“When she saw where the soldiers had driven them, she cried out to the mountain: ‘O mountain of God, receive a mother with her child!’, and the rock opened and hid the mother and child inside itself.”
From The Prologue from Ochrid – Sept. 5, the feast day of the Holy Prophet Zacharias, the father of St. John the Baptist
(Having celebrated the conception of St. John the Baptist just a couple of Sundays ago (September 23) I was reminded of this meditation written for the 10/03 newsletter. I thought I’d share it here again….)
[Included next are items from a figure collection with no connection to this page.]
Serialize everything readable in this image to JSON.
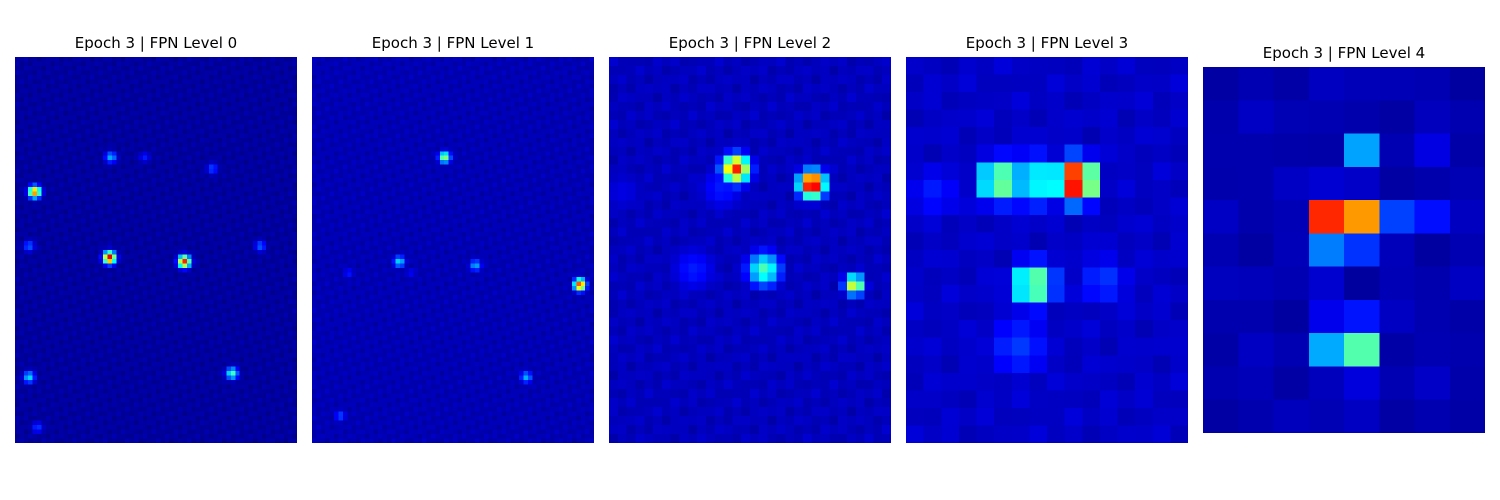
{
  "chart_data": [
    {
      "type": "heatmap",
      "title": "Epoch 3 | FPN Level 0",
      "colormap": "jet",
      "background_value": 0.03,
      "grid": false,
      "blobs": [
        {
          "x": 0.07,
          "y": 0.35,
          "value": 0.78
        },
        {
          "x": 0.335,
          "y": 0.52,
          "value": 0.92
        },
        {
          "x": 0.6,
          "y": 0.53,
          "value": 0.85
        },
        {
          "x": 0.77,
          "y": 0.82,
          "value": 0.45
        },
        {
          "x": 0.05,
          "y": 0.83,
          "value": 0.35
        },
        {
          "x": 0.34,
          "y": 0.26,
          "value": 0.3
        },
        {
          "x": 0.46,
          "y": 0.26,
          "value": 0.15
        },
        {
          "x": 0.05,
          "y": 0.49,
          "value": 0.22
        },
        {
          "x": 0.87,
          "y": 0.49,
          "value": 0.22
        },
        {
          "x": 0.7,
          "y": 0.29,
          "value": 0.2
        },
        {
          "x": 0.08,
          "y": 0.96,
          "value": 0.18
        }
      ]
    },
    {
      "type": "heatmap",
      "title": "Epoch 3 | FPN Level 1",
      "colormap": "jet",
      "background_value": 0.05,
      "grid": false,
      "blobs": [
        {
          "x": 0.47,
          "y": 0.26,
          "value": 0.55
        },
        {
          "x": 0.31,
          "y": 0.53,
          "value": 0.35
        },
        {
          "x": 0.58,
          "y": 0.54,
          "value": 0.3
        },
        {
          "x": 0.95,
          "y": 0.59,
          "value": 0.85
        },
        {
          "x": 0.76,
          "y": 0.83,
          "value": 0.3
        },
        {
          "x": 0.1,
          "y": 0.93,
          "value": 0.2
        },
        {
          "x": 0.13,
          "y": 0.56,
          "value": 0.15
        },
        {
          "x": 0.35,
          "y": 0.56,
          "value": 0.12
        }
      ]
    },
    {
      "type": "heatmap",
      "title": "Epoch 3 | FPN Level 2",
      "colormap": "jet",
      "rows": 43,
      "cols": 32,
      "background_value": 0.06,
      "grid": false,
      "blobs": [
        {
          "x": 0.45,
          "y": 0.29,
          "value": 0.85,
          "r": 1.6
        },
        {
          "x": 0.72,
          "y": 0.33,
          "value": 1.0,
          "r": 1.5
        },
        {
          "x": 0.55,
          "y": 0.55,
          "value": 0.45,
          "r": 2.0
        },
        {
          "x": 0.87,
          "y": 0.59,
          "value": 0.62,
          "r": 1.2
        },
        {
          "x": 0.3,
          "y": 0.55,
          "value": 0.15,
          "r": 3
        },
        {
          "x": 0.4,
          "y": 0.34,
          "value": 0.15,
          "r": 3
        },
        {
          "x": 0.05,
          "y": 0.35,
          "value": 0.1,
          "r": 3
        }
      ]
    },
    {
      "type": "heatmap",
      "title": "Epoch 3 | FPN Level 3",
      "colormap": "jet",
      "rows": 22,
      "cols": 16,
      "background_value": 0.07,
      "grid": false,
      "blobs": [
        {
          "x": 0.33,
          "y": 0.32,
          "value": 0.55,
          "r": 1.3
        },
        {
          "x": 0.6,
          "y": 0.32,
          "value": 1.0,
          "r": 1.2
        },
        {
          "x": 0.45,
          "y": 0.32,
          "value": 0.42,
          "r": 1.5
        },
        {
          "x": 0.45,
          "y": 0.59,
          "value": 0.55,
          "r": 1.3
        },
        {
          "x": 0.4,
          "y": 0.75,
          "value": 0.18,
          "r": 2.2
        },
        {
          "x": 0.7,
          "y": 0.58,
          "value": 0.18,
          "r": 1.8
        },
        {
          "x": 0.1,
          "y": 0.35,
          "value": 0.15,
          "r": 2
        }
      ]
    },
    {
      "type": "heatmap",
      "title": "Epoch 3 | FPN Level 4",
      "colormap": "jet",
      "rows": 11,
      "cols": 8,
      "background_value": 0.05,
      "grid": false,
      "blobs": [
        {
          "x": 0.44,
          "y": 0.39,
          "value": 1.0,
          "r": 0.5
        },
        {
          "x": 0.55,
          "y": 0.39,
          "value": 0.9,
          "r": 0.5
        },
        {
          "x": 0.64,
          "y": 0.39,
          "value": 0.4,
          "r": 0.5
        },
        {
          "x": 0.55,
          "y": 0.25,
          "value": 0.38,
          "r": 0.5
        },
        {
          "x": 0.55,
          "y": 0.8,
          "value": 0.68,
          "r": 0.5
        },
        {
          "x": 0.44,
          "y": 0.8,
          "value": 0.42,
          "r": 0.5
        },
        {
          "x": 0.44,
          "y": 0.48,
          "value": 0.3,
          "r": 0.5
        },
        {
          "x": 0.55,
          "y": 0.48,
          "value": 0.22,
          "r": 0.5
        },
        {
          "x": 0.44,
          "y": 0.64,
          "value": 0.25,
          "r": 0.5
        },
        {
          "x": 0.55,
          "y": 0.71,
          "value": 0.22,
          "r": 0.5
        },
        {
          "x": 0.84,
          "y": 0.39,
          "value": 0.2,
          "r": 0.5
        },
        {
          "x": 0.84,
          "y": 0.25,
          "value": 0.15,
          "r": 0.5
        }
      ]
    }
  ]
}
Miracles! Why are they sometimes so hard to believe? Or maybe the question should be, “Why are some miracles simple to believe while others are simply unbelievable?” True, there are several different levels of stories and miracles reported in the lives of the saints, from the historically accurate to what some call “legend.” For example there is a “legend” reported in the life of our holy patron, St. Ignatius of Antioch. The story of his martyrdom concludes with the Christians of Rome entering the coliseum when the lions had finished with the holy bishop to “gather up the heartier pieces” of his remains for proper burial. Legend tells us that as his heart lay open on the ground the Christians discovered the letters IC XC (Jesus Christ) written in gold inside his heart. Another legend, though much more historically feasible, tells us that when St. Ignatius was a young child he was the child whom Jesus “took… and put in the midst of [the disciples]” (Mark 9:36). Maybe some of you have noticed that the Church has assigned this Scripture passage to be read on the feast day of St. Ignatius.
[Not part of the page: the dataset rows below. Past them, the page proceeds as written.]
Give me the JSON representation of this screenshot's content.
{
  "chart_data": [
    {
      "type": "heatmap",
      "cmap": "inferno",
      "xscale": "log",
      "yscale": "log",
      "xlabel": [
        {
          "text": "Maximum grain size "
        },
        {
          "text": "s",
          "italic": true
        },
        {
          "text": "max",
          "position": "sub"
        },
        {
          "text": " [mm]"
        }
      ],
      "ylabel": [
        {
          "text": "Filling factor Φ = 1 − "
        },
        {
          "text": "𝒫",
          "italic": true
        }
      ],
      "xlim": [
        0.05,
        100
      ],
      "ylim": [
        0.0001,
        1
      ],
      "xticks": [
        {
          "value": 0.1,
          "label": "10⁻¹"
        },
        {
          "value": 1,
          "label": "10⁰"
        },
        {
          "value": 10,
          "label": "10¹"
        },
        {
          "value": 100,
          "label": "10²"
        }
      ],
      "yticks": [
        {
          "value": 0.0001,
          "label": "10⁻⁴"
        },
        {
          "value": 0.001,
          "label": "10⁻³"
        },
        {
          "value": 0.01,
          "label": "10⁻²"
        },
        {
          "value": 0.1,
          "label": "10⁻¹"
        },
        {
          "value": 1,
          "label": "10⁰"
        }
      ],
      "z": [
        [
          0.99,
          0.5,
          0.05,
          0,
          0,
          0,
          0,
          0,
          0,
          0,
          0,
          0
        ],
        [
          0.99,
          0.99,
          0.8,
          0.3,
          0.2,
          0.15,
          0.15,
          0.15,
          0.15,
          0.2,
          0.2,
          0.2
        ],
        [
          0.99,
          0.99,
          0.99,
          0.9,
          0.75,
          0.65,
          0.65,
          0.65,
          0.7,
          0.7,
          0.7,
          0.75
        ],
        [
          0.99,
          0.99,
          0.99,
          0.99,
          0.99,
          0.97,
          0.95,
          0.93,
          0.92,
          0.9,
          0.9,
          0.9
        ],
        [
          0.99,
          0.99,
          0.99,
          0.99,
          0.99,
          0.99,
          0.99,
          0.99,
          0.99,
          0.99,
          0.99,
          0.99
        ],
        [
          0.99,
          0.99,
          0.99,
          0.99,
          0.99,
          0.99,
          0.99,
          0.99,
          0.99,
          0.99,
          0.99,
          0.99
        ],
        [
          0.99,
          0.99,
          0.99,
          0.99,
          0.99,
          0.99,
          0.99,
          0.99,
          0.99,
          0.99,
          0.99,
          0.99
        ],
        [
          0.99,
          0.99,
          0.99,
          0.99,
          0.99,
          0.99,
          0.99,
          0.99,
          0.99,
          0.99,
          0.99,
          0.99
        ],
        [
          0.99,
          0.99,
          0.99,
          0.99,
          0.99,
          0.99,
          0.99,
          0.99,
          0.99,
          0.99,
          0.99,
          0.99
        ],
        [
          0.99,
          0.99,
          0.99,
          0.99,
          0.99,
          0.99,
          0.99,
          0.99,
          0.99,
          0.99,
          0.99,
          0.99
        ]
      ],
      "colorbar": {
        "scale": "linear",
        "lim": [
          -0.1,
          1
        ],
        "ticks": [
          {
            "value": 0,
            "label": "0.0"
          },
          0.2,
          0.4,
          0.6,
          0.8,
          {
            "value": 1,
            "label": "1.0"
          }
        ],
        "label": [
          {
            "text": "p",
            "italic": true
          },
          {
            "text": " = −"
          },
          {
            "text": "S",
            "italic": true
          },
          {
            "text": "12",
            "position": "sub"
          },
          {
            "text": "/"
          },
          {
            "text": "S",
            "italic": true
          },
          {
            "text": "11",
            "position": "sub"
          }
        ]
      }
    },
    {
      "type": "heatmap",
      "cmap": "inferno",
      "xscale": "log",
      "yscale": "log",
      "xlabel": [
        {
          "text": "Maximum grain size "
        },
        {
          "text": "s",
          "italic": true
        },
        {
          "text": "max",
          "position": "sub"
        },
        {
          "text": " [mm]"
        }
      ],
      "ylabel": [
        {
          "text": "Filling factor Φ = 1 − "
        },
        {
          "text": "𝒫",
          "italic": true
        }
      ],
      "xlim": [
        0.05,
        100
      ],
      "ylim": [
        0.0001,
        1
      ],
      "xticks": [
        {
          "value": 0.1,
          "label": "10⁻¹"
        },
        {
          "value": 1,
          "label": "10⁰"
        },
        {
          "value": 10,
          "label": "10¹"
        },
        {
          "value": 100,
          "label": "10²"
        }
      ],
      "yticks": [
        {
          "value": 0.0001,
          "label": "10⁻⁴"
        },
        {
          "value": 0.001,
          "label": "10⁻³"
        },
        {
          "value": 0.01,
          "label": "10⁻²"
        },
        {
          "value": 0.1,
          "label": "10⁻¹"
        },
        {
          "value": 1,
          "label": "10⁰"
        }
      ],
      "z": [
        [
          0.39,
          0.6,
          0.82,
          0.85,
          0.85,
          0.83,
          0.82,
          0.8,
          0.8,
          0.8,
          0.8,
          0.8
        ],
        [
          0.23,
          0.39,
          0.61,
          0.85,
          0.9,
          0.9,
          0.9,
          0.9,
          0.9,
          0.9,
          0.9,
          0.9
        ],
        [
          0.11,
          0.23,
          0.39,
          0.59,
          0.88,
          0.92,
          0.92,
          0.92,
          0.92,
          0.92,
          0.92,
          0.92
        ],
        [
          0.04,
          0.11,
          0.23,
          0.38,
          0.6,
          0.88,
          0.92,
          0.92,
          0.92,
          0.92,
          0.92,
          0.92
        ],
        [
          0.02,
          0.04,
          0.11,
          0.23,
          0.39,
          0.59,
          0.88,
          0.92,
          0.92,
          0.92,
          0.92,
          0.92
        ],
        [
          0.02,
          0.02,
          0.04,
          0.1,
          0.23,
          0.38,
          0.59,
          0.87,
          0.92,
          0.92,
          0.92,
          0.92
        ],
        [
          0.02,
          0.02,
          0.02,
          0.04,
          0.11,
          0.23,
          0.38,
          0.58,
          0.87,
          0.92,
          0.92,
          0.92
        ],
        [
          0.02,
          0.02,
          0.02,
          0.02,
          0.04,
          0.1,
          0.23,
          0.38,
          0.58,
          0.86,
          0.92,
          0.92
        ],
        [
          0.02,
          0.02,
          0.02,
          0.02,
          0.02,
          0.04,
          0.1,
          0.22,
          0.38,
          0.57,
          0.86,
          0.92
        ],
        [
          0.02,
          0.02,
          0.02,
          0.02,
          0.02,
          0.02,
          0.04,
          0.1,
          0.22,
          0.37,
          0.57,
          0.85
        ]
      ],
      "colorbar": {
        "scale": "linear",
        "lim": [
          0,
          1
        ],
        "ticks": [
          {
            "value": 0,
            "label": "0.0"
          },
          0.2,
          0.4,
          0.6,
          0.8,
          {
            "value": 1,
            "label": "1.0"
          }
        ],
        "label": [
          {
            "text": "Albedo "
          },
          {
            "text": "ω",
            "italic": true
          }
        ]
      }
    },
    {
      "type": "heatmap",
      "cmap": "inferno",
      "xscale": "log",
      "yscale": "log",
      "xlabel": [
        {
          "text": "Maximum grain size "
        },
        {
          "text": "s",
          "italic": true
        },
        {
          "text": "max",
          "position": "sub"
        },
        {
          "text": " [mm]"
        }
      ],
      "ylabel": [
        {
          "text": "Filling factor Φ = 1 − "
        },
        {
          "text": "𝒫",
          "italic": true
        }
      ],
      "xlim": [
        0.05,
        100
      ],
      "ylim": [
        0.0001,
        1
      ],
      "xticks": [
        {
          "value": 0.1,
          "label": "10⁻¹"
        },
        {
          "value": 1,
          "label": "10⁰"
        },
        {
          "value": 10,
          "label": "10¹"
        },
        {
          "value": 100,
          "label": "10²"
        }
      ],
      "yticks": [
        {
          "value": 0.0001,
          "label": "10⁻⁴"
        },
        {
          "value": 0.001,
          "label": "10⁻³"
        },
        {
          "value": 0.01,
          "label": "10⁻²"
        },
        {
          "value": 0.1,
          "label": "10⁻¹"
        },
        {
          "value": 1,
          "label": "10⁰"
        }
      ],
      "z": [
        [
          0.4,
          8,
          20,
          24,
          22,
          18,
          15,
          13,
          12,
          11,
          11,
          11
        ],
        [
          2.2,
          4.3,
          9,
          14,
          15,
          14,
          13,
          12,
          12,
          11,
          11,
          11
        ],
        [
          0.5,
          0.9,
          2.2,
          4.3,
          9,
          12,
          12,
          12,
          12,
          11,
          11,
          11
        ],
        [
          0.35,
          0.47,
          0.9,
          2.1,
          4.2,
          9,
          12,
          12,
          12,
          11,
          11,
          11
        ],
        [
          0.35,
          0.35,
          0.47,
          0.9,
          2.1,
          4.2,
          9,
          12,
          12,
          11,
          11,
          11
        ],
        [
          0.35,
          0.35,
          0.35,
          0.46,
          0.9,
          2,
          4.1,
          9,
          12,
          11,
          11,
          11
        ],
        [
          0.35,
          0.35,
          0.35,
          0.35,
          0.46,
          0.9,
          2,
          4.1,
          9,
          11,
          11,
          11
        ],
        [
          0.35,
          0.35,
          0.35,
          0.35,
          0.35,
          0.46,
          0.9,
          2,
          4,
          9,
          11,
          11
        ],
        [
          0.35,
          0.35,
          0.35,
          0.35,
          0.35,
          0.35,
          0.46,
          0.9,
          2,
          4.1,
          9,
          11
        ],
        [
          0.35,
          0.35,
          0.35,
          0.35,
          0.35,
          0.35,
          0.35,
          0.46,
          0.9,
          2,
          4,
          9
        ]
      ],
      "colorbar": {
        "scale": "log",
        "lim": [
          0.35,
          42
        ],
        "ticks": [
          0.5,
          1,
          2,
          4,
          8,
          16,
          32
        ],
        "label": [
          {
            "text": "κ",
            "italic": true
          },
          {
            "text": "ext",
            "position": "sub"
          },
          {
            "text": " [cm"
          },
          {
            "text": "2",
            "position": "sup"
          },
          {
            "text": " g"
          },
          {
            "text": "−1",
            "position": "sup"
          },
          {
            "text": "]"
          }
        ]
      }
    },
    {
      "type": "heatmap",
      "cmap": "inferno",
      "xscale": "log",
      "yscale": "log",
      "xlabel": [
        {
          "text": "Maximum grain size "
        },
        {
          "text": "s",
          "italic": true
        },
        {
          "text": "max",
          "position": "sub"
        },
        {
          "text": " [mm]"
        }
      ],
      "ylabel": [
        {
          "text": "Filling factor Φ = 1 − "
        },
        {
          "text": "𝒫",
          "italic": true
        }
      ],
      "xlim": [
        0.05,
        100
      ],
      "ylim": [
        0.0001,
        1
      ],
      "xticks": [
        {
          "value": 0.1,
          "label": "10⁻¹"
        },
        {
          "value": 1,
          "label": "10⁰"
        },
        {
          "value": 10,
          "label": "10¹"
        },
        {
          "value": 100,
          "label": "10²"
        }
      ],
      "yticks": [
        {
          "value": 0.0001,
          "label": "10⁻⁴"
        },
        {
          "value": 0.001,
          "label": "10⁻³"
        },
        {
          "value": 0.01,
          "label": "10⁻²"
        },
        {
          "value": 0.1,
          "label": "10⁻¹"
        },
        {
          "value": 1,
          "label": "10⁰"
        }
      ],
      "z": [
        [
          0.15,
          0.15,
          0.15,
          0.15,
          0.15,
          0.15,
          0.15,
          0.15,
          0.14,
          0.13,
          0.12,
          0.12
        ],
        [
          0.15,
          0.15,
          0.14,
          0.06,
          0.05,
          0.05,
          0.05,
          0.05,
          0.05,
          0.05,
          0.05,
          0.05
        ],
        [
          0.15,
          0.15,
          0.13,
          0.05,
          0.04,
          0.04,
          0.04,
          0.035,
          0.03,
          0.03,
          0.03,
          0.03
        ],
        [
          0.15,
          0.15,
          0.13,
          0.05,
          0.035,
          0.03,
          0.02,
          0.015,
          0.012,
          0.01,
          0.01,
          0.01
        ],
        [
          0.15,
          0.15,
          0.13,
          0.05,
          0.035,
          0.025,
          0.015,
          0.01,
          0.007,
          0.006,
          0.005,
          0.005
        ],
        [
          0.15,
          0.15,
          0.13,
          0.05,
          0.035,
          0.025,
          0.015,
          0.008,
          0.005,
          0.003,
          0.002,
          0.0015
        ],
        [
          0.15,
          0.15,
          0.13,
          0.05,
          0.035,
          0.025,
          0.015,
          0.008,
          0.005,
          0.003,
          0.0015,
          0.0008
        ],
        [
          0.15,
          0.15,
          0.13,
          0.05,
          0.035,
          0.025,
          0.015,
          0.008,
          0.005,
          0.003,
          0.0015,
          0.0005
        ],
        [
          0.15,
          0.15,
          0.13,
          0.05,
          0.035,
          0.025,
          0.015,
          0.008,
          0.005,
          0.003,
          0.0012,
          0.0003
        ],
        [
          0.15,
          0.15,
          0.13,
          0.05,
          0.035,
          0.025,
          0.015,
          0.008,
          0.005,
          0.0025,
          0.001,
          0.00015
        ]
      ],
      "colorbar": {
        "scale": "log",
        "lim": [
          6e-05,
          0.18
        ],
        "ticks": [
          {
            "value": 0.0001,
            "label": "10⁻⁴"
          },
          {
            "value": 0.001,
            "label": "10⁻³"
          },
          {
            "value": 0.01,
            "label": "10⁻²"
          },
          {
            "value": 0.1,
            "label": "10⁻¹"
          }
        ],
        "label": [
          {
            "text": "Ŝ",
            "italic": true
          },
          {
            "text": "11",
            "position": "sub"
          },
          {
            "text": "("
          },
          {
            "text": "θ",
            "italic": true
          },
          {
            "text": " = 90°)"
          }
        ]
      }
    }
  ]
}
I was intrigued by the question of miracles when I read the story of the Holy Prophet Zacharias, the father of St. John the Baptist, from the September Prologue:
“… and Zacharias was made dumb from that moment, and did not speak until his son was born and he had written on a tablet: ‘His name is John.’ Then his mouth was opened, and he glorified God. Later, when the Lord Christ was born and Herod began killing the children in Bethlehem, he sent men to find Zacharias’s son and kill him, for he had heard of all that had happened to Zacharias and how John was born. Seeing the soldiers, Elisabeth took John in her arms – he was eighteen months old at that time – and fled from the house with him to a rocky and desert region. When she saw where the soldiers had driven them, she cried out to the mountain: ‘O mountain of God, receive a mother with her child!’, and the rock opened and hid the mother and child inside itself. Herod, furious that John had not been killed, ordered that Zacharias be cut down before the altar. Zacharias’s blood spilled over the marble and became as hard as stone, remaining thus as a witness to Herod’s wickedness. At the place where Elisabeth hid with John, a cave opened and a spring flowed forth, and a fruit-bearing palm grew up by God’s power. Forty days after Zacharias’s death, blessed Elisabeth also entered into rest. The child John stayed in the wilderness, fed by an angel and guarded by God’s providence, until that day when he appeared by the Jordan.”
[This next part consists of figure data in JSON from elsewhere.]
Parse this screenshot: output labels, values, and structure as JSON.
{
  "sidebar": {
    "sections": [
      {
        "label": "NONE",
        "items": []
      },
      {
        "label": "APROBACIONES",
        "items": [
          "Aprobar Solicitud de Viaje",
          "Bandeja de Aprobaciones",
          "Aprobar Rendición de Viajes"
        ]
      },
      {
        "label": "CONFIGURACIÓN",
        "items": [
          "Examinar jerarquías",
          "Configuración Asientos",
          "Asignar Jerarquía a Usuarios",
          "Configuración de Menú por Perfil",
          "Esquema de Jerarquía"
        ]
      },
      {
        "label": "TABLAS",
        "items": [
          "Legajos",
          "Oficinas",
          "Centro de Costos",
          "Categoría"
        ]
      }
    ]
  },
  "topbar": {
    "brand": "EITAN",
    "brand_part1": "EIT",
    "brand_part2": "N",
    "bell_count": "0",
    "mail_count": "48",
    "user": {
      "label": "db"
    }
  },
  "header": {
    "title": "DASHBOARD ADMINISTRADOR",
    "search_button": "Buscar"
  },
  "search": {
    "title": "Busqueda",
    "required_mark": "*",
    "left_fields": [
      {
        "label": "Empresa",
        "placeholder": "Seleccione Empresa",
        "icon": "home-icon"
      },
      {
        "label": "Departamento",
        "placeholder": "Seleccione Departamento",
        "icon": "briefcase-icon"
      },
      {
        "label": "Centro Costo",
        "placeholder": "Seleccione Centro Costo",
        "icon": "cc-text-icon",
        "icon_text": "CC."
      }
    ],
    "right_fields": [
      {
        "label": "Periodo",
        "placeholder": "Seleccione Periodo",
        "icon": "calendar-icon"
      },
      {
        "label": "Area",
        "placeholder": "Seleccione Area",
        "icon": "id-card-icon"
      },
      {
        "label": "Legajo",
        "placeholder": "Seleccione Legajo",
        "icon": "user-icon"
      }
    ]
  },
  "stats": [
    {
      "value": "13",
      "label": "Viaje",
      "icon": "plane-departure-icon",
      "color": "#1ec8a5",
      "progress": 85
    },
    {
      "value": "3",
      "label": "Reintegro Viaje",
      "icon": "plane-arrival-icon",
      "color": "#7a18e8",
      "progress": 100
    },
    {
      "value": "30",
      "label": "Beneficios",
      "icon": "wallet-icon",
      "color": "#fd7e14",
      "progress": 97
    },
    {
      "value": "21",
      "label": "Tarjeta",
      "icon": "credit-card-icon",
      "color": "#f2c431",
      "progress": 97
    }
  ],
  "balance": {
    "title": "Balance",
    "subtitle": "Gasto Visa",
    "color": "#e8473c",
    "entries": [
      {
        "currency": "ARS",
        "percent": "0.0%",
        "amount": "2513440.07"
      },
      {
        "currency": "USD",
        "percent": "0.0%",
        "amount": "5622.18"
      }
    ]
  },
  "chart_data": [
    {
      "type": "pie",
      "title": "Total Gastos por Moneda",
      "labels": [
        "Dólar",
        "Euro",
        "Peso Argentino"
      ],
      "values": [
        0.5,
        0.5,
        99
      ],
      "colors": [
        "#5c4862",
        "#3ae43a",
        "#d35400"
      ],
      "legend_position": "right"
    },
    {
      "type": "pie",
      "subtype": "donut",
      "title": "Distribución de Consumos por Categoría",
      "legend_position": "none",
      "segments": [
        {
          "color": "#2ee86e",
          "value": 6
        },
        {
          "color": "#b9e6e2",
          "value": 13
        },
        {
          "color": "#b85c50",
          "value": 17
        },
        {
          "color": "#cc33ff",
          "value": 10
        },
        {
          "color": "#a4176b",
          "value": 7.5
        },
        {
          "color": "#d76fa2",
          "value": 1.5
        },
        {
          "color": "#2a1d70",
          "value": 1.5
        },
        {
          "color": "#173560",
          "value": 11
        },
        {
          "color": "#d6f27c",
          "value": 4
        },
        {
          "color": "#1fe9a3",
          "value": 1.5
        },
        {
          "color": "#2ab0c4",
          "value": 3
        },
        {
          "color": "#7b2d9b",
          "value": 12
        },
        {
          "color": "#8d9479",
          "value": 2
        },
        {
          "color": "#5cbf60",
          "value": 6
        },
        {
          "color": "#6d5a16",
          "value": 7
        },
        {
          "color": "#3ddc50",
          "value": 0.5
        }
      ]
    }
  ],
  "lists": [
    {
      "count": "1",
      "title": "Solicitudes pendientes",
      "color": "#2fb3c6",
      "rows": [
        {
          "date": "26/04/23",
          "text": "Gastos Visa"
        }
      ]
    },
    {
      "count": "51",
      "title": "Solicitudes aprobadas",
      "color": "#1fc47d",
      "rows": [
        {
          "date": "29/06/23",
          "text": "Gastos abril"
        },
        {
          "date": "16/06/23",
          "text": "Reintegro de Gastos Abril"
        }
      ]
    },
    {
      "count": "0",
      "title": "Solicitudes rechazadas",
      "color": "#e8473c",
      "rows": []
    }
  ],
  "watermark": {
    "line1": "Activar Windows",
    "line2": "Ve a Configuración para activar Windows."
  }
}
As I read this story I could not help but think about conversations I’ve had, especially with inquirers and converts to Orthodoxy, regarding the believability of such events. I know that the part about Zacharias not speaking would be believable because it is “in the Bible.” Maybe with some biblical awareness one might know that the Zacharias Jesus referred to in Matthew 23:35 was Zacharias, the father of St. John. However, I can just hear the questions about the rock opening and the commonly held Orthodox tradition that St. John was raised in the wilderness and fed by an angel from about the age of two.
There are countless examples of such miracles throughout the history of the Church. The question raised then is which ones do we “have to believe?” My answer would be that no one is forcing anyone to believe anything specific about the life of a saint and that if someone refuses to believe certain things it is up to their conscience. I would only caution such doubt because of what it does to nurture the passions of prideful opinion and self-reliance. When I let myself doubt one thing, soon it can lead to another, and another, and another; and pretty soon we are questioning the Incarnation of God and the Virgin birth of Jesus, or the validity of Holy Communion and the surety of the Resurrection, or the need for the Church to guide our Christian faith. One need not look far to see these doubts existing not only in secular atheistic circles but in some “Christian” circles as well!
As Orthodox Christians we are challenged by historical traditions which include embellished stories of many holy heroes from the past. A grain of salt is very tiny but maybe with judicious and spiritually mature usage we can bypass the temptation to doubt and leave ourselves open not only to the possibility that such things did happen in the lives of St. Ignatius, St. John and countless others, but also to the possibility that miracles of many kinds are happening right now in the unfolding of our own lives. Who knows, maybe one day someone will write an unbelievable story about the faith and life of one of us?